Checking his blaster, Glassman snorted in disdain. “Seems more like he found you. And now it’s ten lashes with a whip soaked in salt water. Any more objections, and I’ll make it twenty.”
Silently, the sec man stumbled toward the rear of the convoy to be as far away from the sergeant as possible.
Leaving the rest of the troops behind, Glassman walked over to Mitchum and softly said, “Okay, tell me.”
“They live,” the man replied simply, easing down the hammers of both his blasters. “Caught us in a boobie and fried my men alive.”
Glassman scowled. Alive was all he cared about. Kinnison was going to exchange his family for the outlanders, but only if they were still breathing. Briefly, he considered chilling Mitchum right there, then realized that was stupe.

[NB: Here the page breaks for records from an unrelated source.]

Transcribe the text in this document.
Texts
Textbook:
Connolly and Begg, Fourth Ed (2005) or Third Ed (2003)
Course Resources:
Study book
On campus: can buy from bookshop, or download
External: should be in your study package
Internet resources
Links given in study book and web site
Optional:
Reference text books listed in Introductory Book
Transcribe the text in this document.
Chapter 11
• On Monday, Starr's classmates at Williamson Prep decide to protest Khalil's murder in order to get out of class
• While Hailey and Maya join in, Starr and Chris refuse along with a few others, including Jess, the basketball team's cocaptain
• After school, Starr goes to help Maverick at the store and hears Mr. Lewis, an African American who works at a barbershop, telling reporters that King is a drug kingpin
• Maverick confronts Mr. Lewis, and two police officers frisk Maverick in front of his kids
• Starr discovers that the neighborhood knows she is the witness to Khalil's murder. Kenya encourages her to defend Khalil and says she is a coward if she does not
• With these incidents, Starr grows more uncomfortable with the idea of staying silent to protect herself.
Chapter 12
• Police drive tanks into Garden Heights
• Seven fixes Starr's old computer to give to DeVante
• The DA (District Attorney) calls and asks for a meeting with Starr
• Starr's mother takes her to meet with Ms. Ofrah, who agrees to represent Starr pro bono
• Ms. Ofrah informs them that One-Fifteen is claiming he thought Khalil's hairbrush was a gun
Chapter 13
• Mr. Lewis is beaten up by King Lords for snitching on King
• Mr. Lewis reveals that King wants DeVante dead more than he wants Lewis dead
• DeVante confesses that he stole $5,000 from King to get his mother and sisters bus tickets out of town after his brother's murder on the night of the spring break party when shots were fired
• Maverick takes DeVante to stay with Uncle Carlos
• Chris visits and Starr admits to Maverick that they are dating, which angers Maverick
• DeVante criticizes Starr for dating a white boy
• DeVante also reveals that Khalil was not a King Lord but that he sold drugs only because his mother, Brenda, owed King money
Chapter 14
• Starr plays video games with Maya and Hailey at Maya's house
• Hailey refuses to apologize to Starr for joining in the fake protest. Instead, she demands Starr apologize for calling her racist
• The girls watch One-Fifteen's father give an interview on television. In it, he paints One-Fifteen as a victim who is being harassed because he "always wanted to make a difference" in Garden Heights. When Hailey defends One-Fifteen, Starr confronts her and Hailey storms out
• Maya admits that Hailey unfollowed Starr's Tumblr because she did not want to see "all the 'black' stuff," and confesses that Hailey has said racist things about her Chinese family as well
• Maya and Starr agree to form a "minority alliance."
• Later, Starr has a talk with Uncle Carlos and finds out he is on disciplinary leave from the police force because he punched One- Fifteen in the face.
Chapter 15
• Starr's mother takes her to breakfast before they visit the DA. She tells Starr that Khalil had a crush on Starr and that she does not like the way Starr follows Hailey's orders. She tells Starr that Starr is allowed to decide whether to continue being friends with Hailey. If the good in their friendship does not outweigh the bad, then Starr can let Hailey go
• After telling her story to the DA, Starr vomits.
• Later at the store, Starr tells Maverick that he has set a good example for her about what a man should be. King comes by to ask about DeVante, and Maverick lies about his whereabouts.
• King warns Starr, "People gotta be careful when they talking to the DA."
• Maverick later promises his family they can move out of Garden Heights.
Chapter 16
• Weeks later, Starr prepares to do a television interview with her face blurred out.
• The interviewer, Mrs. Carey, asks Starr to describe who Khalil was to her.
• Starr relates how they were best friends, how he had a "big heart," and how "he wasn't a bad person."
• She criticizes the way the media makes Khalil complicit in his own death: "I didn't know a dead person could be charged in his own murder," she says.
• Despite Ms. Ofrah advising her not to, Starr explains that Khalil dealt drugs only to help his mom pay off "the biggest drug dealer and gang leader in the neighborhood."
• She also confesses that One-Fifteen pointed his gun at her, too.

“Don’t worry, we’ll find them,” the captain said, patting the man on his good shoulder. “Do you have anything that was worn by one of the outlanders, or better, has their blood on it?”
“You got dogs?” Mitchum asked suspiciously, glancing at the wags.
“Something close enough.”
There was only one other possibility. “Hunters!” the sec chief gasped, backing away a step. “Are you mad?”